The U.S. Department of Commerce released new documents this week designed to provide clear guidance to U.S. organizations seeking to comply with the European Union's Directive on Data Protection in electronic commerce.
The documents, which are in draft form, include a series of revised safe harbor principles based on notice, choice, onward transfer, security, data integrity, access and enforcement. Organizations must tell consumers what it will use the information for, who it will give it to and how a consumer can limit its use and disclosure.
The Department hopes to finalize the texts in May and reach a final conclusion on the safe harbor before the U.S.-EU Summit, scheduled for June 21. An earlier version of the safe harbor principles was published in November 1998.
The new documents also include frequently asked questions and answers on access and a draft of the European Union's document on complaint procedures. This week, the department will issue additional information that address other sectoral concerns, procedural issues and several clarifications requested by interested U.S. organizations.
The documents are based on the results of a series of meetings that have taken place since last year between David L. Aaron, Under Secretary of Commerce for International Trade, and John Mogg, director general of international market and financial services for the European Commission.

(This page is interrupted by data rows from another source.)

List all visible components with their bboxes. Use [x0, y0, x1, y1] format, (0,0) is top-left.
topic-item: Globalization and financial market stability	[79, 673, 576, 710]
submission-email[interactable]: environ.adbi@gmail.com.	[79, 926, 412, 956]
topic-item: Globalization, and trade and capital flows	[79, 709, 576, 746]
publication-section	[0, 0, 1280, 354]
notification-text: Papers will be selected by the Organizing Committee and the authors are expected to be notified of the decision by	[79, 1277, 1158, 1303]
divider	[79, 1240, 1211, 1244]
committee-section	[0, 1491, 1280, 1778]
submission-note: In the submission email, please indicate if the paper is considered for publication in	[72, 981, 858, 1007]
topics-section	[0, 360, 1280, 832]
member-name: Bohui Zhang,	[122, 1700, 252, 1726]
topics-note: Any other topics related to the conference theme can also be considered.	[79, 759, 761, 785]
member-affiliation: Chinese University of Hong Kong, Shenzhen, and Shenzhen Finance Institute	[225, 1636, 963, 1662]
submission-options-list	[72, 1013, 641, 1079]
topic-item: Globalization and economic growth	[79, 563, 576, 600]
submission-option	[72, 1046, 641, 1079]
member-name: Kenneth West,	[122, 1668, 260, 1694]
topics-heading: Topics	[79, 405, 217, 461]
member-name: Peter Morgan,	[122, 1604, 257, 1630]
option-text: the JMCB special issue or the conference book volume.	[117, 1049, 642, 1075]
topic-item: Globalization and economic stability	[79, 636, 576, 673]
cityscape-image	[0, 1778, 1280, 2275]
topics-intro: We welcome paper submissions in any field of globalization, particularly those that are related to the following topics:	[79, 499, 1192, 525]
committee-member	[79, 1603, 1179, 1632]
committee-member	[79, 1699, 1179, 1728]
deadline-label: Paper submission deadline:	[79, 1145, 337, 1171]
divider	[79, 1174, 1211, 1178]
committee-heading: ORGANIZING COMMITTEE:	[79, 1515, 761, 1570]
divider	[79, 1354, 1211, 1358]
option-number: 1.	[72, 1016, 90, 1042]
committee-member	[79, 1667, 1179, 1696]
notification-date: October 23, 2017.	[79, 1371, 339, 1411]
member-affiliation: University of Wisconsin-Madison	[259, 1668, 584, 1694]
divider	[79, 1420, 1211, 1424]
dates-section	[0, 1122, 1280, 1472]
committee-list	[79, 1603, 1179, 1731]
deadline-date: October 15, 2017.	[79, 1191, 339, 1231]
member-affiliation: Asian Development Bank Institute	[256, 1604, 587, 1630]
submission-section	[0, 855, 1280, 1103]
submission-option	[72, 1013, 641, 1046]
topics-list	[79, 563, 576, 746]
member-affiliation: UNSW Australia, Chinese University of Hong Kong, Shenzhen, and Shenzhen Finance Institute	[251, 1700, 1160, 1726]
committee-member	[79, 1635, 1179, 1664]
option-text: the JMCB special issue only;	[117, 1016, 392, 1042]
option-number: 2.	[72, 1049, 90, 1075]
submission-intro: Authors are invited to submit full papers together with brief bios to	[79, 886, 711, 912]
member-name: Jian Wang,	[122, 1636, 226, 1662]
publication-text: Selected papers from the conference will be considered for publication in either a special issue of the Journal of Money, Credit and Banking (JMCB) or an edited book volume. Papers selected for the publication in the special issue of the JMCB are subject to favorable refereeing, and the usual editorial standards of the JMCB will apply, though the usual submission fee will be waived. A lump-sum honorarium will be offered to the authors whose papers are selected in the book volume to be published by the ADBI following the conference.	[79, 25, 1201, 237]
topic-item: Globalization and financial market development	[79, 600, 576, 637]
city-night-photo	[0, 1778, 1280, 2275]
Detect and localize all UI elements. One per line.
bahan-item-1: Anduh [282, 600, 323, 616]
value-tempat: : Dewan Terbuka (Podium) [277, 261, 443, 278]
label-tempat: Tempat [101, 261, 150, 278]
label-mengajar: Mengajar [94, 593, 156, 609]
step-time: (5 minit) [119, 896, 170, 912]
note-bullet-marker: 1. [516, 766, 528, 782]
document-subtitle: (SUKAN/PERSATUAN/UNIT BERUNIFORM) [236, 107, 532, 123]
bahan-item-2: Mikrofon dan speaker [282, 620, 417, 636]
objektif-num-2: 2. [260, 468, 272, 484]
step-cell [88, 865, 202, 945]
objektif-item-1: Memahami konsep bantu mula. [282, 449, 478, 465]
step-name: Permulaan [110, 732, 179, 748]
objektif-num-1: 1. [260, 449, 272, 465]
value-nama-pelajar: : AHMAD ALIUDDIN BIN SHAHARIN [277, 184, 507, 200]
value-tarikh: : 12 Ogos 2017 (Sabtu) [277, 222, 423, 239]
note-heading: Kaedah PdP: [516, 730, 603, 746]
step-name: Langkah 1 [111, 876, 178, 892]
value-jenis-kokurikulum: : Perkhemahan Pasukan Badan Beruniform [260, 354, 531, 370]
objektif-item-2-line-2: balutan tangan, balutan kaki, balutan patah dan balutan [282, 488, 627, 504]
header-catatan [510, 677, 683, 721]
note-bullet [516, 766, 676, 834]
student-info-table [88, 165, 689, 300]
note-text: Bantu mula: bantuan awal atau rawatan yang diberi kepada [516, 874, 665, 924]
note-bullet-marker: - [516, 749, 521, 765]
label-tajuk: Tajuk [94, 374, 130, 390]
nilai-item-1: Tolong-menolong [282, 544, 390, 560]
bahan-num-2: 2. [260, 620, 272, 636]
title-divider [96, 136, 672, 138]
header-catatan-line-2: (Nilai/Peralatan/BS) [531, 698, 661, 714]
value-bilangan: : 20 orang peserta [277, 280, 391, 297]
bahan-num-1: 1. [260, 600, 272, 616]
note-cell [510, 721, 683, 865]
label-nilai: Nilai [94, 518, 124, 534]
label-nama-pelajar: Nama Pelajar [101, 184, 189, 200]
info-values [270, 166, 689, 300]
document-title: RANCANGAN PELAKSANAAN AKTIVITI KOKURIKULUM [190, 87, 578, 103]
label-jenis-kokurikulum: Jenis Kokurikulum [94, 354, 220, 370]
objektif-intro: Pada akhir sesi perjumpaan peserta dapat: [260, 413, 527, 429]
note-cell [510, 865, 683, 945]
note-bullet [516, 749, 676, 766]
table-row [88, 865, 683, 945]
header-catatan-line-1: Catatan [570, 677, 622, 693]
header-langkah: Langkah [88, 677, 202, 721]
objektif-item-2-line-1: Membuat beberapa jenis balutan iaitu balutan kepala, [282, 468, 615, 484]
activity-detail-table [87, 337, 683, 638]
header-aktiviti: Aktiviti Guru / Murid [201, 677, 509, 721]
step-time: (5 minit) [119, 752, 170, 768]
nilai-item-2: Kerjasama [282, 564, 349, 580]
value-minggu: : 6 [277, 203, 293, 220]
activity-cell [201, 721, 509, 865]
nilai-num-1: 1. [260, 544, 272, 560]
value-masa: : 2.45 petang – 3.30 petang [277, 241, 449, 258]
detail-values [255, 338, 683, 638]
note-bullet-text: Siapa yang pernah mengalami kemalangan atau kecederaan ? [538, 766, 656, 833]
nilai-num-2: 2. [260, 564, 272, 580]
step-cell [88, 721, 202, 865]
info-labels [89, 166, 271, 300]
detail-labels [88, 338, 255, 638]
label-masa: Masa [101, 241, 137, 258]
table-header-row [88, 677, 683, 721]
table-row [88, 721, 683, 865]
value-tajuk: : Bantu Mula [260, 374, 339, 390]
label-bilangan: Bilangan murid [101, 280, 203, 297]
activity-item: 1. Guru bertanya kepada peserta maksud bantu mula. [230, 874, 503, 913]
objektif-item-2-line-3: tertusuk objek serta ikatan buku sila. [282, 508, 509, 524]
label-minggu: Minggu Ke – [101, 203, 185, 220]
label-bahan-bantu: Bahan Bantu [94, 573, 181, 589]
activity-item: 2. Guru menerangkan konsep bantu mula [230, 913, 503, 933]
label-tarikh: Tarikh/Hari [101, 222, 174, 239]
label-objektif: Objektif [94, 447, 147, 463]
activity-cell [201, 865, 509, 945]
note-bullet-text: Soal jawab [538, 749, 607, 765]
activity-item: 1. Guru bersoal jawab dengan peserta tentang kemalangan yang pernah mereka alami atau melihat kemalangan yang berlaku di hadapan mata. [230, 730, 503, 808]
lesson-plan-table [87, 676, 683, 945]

The meetings were prompted by the EU's directive, which requires EU member countries to enact laws prohibiting the transfer of personal data to nonmember states.
“Access to and onward transfer of data have been particular concerns,” Aaron said. “We have also received many questions about how the broad safe harbor principles would be applied in specific cases. These latest documents address many of these concerns.”
While the EU and the Commerce Department have worked together closely on the new principles, a spokesperson for the EU said “we are not fully endorsing the [safe harbor principles] just yet.”
The Department and the Commission have agreed on the key benefits for safe harbor participants. They include:
* All 15 Member States will be bound by U.S./EC understanding;
* The understanding will create the presumption that companies within the safe harbor provide adequate data protection and data flows to those companies will continue;
* Claims against U.S. organizations will be limited to claims of noncompliance. European consumers will be expected to exhaust their recourse with the U.S. organization first, and due process will be assured for U.S. organizations that are subject to complaints;
* Generally, only the European Commission, acting with a committee of Member State representatives, will be able to interrupt personal data flows from an EU country to a U.S. organization;
* U.S. companies will have a grace period to implement safe harbor policies.
The Commerce Department's new draft proposal will provide the basis for the next round of discussions between the two sides on the privacy issue. The public also is invited to comment on both sets of documents, which also will be provided to the EU Member States for review. The deadline for comments is May 10, 1999.
In the next few weeks, Aaron will meet with interested parties and conduct another round of talks with Mogg later this month.